Geschichte & Kultur

Geschichte der integrierten Schaltung (Mikrochip)

Es scheint, dass die integrierte Schaltung erfunden werden sollte. Zwei getrennte Erfinder, die sich ihrer Aktivitäten nicht bewusst waren, erfanden fast gleichzeitig nahezu identische integrierte Schaltkreise oder ICs.

Jack Kilby. ein Ingenieur mit einem Hintergrund in Siebdruckplatten auf Keramikbasis und Hörgeräten auf Transistorbasis, begann  1958 bei  Texas Instruments zu arbeiten. Ein Jahr zuvor hatte der Forschungsingenieur  Robert Noyce  die Fairchild Semiconductor Corporation mitbegründet. Von 1958 bis 1959 arbeiteten beide Elektrotechniker an einer Antwort auf das gleiche Dilemma: Wie man aus weniger mehr macht.

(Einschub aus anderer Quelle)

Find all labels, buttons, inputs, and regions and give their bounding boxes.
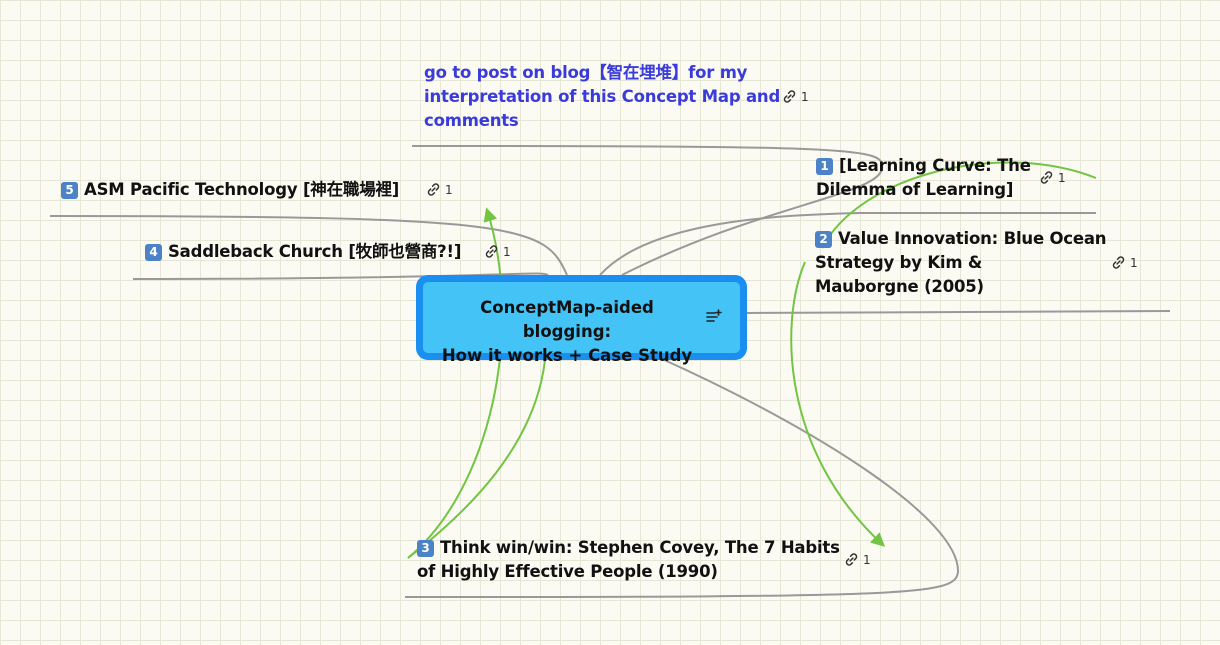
topic-5-hyperlink[interactable]: 1 [426, 182, 453, 197]
topic-1-line2: Dilemma of Learning] [816, 180, 1014, 199]
branch-topic-3 [404, 357, 960, 598]
link-count: 1 [1058, 170, 1066, 185]
relation-curve-1 [821, 161, 1097, 249]
link-icon [1040, 171, 1053, 184]
number-1-badge: 1 [816, 158, 833, 175]
topic-1-line1: [Learning Curve: The [839, 156, 1031, 175]
number-5-badge: 5 [61, 182, 78, 199]
relation-curve-4 [407, 359, 546, 559]
topic-2-line3: Mauborgne (2005) [815, 277, 984, 296]
number-2-badge: 2 [815, 231, 832, 248]
topic-2-line2: Strategy by Kim & [815, 253, 983, 272]
topic-blog-link[interactable]: go to post on blog【智在埋堆】for my interpret… [424, 61, 780, 133]
number-3-badge: 3 [417, 540, 434, 557]
link-count: 1 [863, 552, 871, 567]
central-title-line2: How it works + Case Study [441, 346, 693, 365]
relation-curve-2 [790, 261, 886, 547]
link-icon [845, 553, 858, 566]
branch-blog-link [411, 145, 884, 276]
topic-2-value-innovation[interactable]: 2 Value Innovation: Blue Ocean Strategy b… [815, 227, 1107, 299]
topic-1-hyperlink[interactable]: 1 [1039, 170, 1066, 185]
topic-blog-link-line2: interpretation of this Concept Map and [424, 87, 781, 106]
blog-link-hyperlink[interactable]: 1 [782, 89, 809, 104]
link-icon [783, 90, 796, 103]
central-topic-title: ConceptMap-aided blogging: How it works … [435, 296, 699, 368]
topic-5-asm-pacific[interactable]: 5 ASM Pacific Technology [神在職場裡] [61, 178, 399, 202]
link-count: 1 [503, 244, 511, 259]
topic-blog-link-line1: go to post on blog【智在埋堆】for my [424, 63, 748, 82]
branch-topic-1 [599, 212, 1096, 276]
link-icon [1112, 256, 1125, 269]
branch-topic-2 [746, 310, 1171, 314]
topic-4-saddleback-church[interactable]: 4 Saddleback Church [牧師也營商?!] [145, 240, 461, 264]
topic-2-hyperlink[interactable]: 1 [1111, 255, 1138, 270]
topic-5-line1: ASM Pacific Technology [神在職場裡] [84, 180, 400, 199]
topic-3-line2: of Highly Effective People (1990) [417, 562, 718, 581]
link-icon [427, 183, 440, 196]
topic-4-hyperlink[interactable]: 1 [484, 244, 511, 259]
link-count: 1 [1130, 255, 1138, 270]
topic-2-line1: Value Innovation: Blue Ocean [838, 229, 1107, 248]
topic-1-learning-curve[interactable]: 1 [Learning Curve: The Dilemma of Learnin… [816, 154, 1031, 202]
link-count: 1 [801, 89, 809, 104]
relation-curve-3 [407, 207, 504, 559]
topic-4-line1: Saddleback Church [牧師也營商?!] [168, 242, 462, 261]
branch-topic-5 [49, 215, 568, 276]
number-4-badge: 4 [145, 244, 162, 261]
topic-3-line1: Think win/win: Stephen Covey, The 7 Habi… [440, 538, 840, 557]
link-count: 1 [445, 182, 453, 197]
topic-3-think-win-win[interactable]: 3 Think win/win: Stephen Covey, The 7 Hab… [417, 536, 840, 584]
notes-icon[interactable] [706, 308, 722, 324]
topic-3-hyperlink[interactable]: 1 [844, 552, 871, 567]
link-icon [485, 245, 498, 258]
central-topic[interactable]: ConceptMap-aided blogging: How it works … [416, 275, 747, 365]
central-title-line1: ConceptMap-aided blogging: [480, 298, 654, 341]
topic-blog-link-line3: comments [424, 111, 519, 130]
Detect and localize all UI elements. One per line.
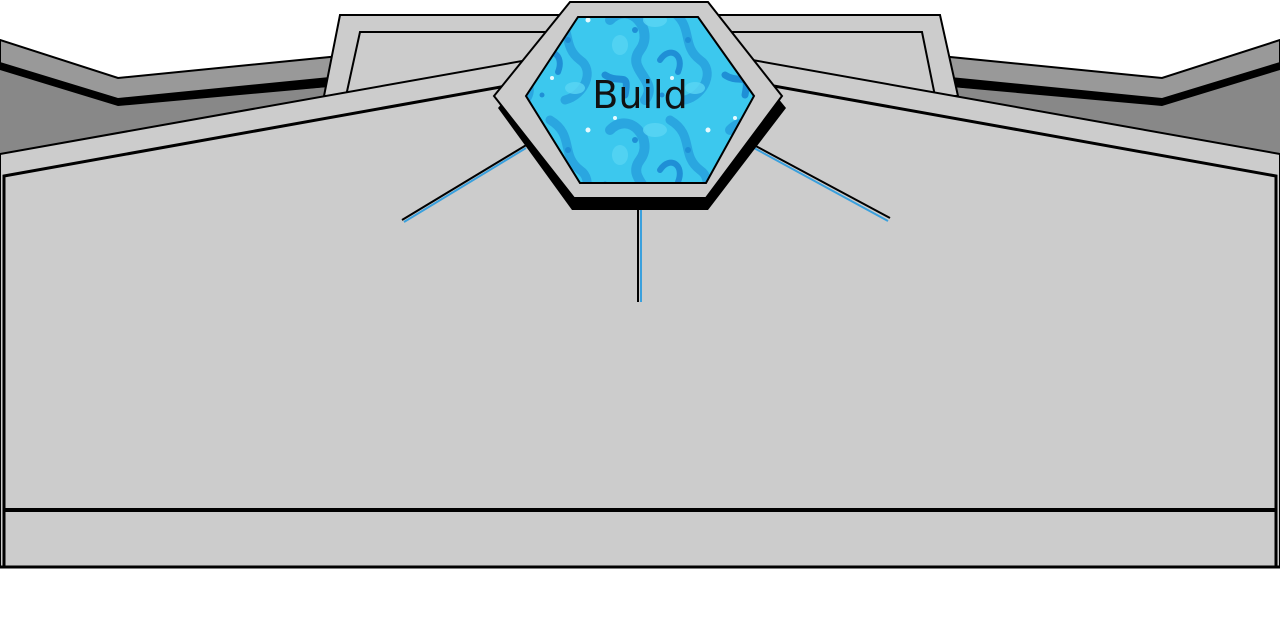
hub-connectors: [401, 143, 891, 302]
build-hub-button[interactable]: Build: [492, 0, 786, 210]
build-label: Build: [592, 73, 687, 117]
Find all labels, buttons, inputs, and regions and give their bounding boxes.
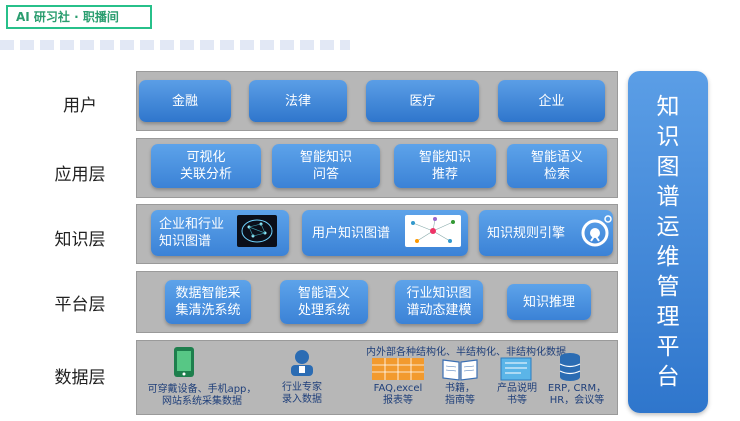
user-item-law[interactable]: 法律 — [249, 80, 347, 122]
knowledge-item-label: 企业和行业 知识图谱 — [159, 217, 225, 249]
app-item-label: 智能语义 检索 — [530, 150, 583, 182]
database-icon — [558, 352, 582, 382]
brand-badge: AI 研习社 · 职播间 — [6, 5, 152, 29]
gear-person-icon — [577, 213, 613, 249]
brand-label: AI 研习社 · 职播间 — [16, 10, 119, 24]
platform-item-label: 数据智能采 集清洗系统 — [175, 286, 241, 318]
app-item-recommend[interactable]: 智能知识 推荐 — [394, 144, 496, 188]
user-item-label: 企业 — [538, 93, 565, 109]
graph-network-icon — [405, 215, 461, 247]
brain-network-icon — [237, 215, 277, 247]
data-item-label: FAQ,excel 报表等 — [373, 383, 423, 406]
user-item-label: 医疗 — [409, 93, 436, 109]
data-layer-heading: 内外部各种结构化、半结构化、非结构化数据 — [366, 347, 566, 358]
platform-item-dynamic-modeling[interactable]: 行业知识图 谱动态建模 — [395, 280, 483, 324]
platform-item-reasoning[interactable]: 知识推理 — [507, 284, 591, 320]
user-item-enterprise[interactable]: 企业 — [498, 80, 605, 122]
document-icon — [499, 357, 535, 381]
knowledge-item-label: 知识规则引擎 — [487, 225, 566, 241]
user-item-finance[interactable]: 金融 — [139, 80, 231, 122]
layer-label-knowledge: 知识层 — [54, 230, 106, 250]
book-icon — [441, 357, 479, 381]
data-item-label: 可穿戴设备、手机app， 网站系统采集数据 — [147, 384, 257, 407]
user-item-label: 法律 — [284, 93, 311, 109]
data-item-label: 产品说明 书等 — [497, 383, 537, 406]
layer-label-user: 用户 — [63, 96, 97, 116]
platform-item-label: 智能语义 处理系统 — [297, 286, 350, 318]
app-item-label: 智能知识 问答 — [299, 150, 352, 182]
spreadsheet-icon — [372, 358, 424, 380]
user-item-label: 金融 — [171, 93, 198, 109]
data-item-label: 书籍， 指南等 — [445, 383, 475, 406]
layer-label-data: 数据层 — [54, 368, 106, 388]
user-item-medical[interactable]: 医疗 — [366, 80, 479, 122]
ops-platform-label: 知识图谱运维管理平台 — [656, 94, 680, 390]
decorative-stripe — [0, 40, 350, 50]
app-item-label: 智能知识 推荐 — [418, 150, 471, 182]
platform-item-data-collection[interactable]: 数据智能采 集清洗系统 — [165, 280, 251, 324]
platform-item-semantic-processing[interactable]: 智能语义 处理系统 — [280, 280, 368, 324]
data-item-label: 行业专家 录入数据 — [282, 382, 322, 405]
ops-platform-panel[interactable]: 知识图谱运维管理平台 — [628, 71, 708, 413]
wearable-phone-icon — [168, 345, 202, 379]
data-item-label: ERP, CRM， HR，会议等 — [547, 383, 607, 406]
platform-item-label: 知识推理 — [522, 294, 575, 310]
app-item-semantic-search[interactable]: 智能语义 检索 — [507, 144, 607, 188]
platform-item-label: 行业知识图 谱动态建模 — [406, 286, 472, 318]
layer-label-platform: 平台层 — [54, 295, 106, 315]
knowledge-item-label: 用户知识图谱 — [312, 225, 391, 241]
layer-label-app: 应用层 — [54, 165, 106, 185]
expert-icon — [287, 347, 317, 377]
app-item-visual-analysis[interactable]: 可视化 关联分析 — [151, 144, 261, 188]
app-item-label: 可视化 关联分析 — [179, 150, 232, 182]
app-item-qa[interactable]: 智能知识 问答 — [272, 144, 380, 188]
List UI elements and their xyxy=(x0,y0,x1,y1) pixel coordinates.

„Was wir damals nicht realisiert haben, war, dass die integrierte Schaltung die Kosten für elektronische Funktionen um den Faktor eine Million auf eins senken würde, das hatte noch nie zuvor für irgendetwas getan“ – Jack Kilby

 

Warum die integrierte Schaltung benötigt wurde

Bei der Entwicklung einer komplexen elektronischen Maschine wie eines Computers war es immer erforderlich, die Anzahl der beteiligten Komponenten zu erhöhen, um technische Fortschritte zu erzielen. Die monolithische (aus einem Einkristall gebildete) integrierte Schaltung platzierte die zuvor getrennten Transistoren. Widerstände, Kondensatoren und die gesamte Verbindungsverdrahtung auf einem Einkristall (oder „Chip“) aus Halbleitermaterial. Kilby verwendete Germanium und Noyce verwendete Silizium für das Halbleitermaterial.

 

Patente für die integrierte Schaltung

1959 meldeten beide Parteien Patente an. Jack Kilby und Texas Instruments erhielten das US-Patent Nr. 3,138,743 für miniaturisierte elektronische Schaltungen. Robert Noyce und die Fairchild Semiconductor Corporation erhielten das US-Patent Nr. 2.981.877 für eine integrierte Schaltung auf Siliziumbasis. Die beiden Unternehmen haben sich nach mehreren Jahren juristischer Auseinandersetzungen mit Bedacht entschieden, ihre Technologien gegenseitig zu lizenzieren, um einen globalen Markt mit einem Wert von rund 1 Billion US-Dollar pro Jahr zu schaffen.

 

Kommerzielle Veröffentlichung

1961 stammten die ersten im Handel erhältlichen integrierten Schaltkreise von der Fairchild Semiconductor Corporation. Alle Computer wurden dann mit Chips anstelle der einzelnen Transistoren und der dazugehörigen Teile hergestellt. Texas Instruments verwendete die Chips erstmals 1962 in Luftwaffencomputern und der Minuteman-Rakete. Später verwendeten sie die Chips, um die ersten elektronischen tragbaren Taschenrechner herzustellen. Der ursprüngliche IC hatte nur einen Transistor, drei Widerstände und einen Kondensator und hatte die Größe eines kleinen Fingers eines Erwachsenen. Heute kann ein IC, der kleiner als ein Penny ist, 125 Millionen Transistoren aufnehmen.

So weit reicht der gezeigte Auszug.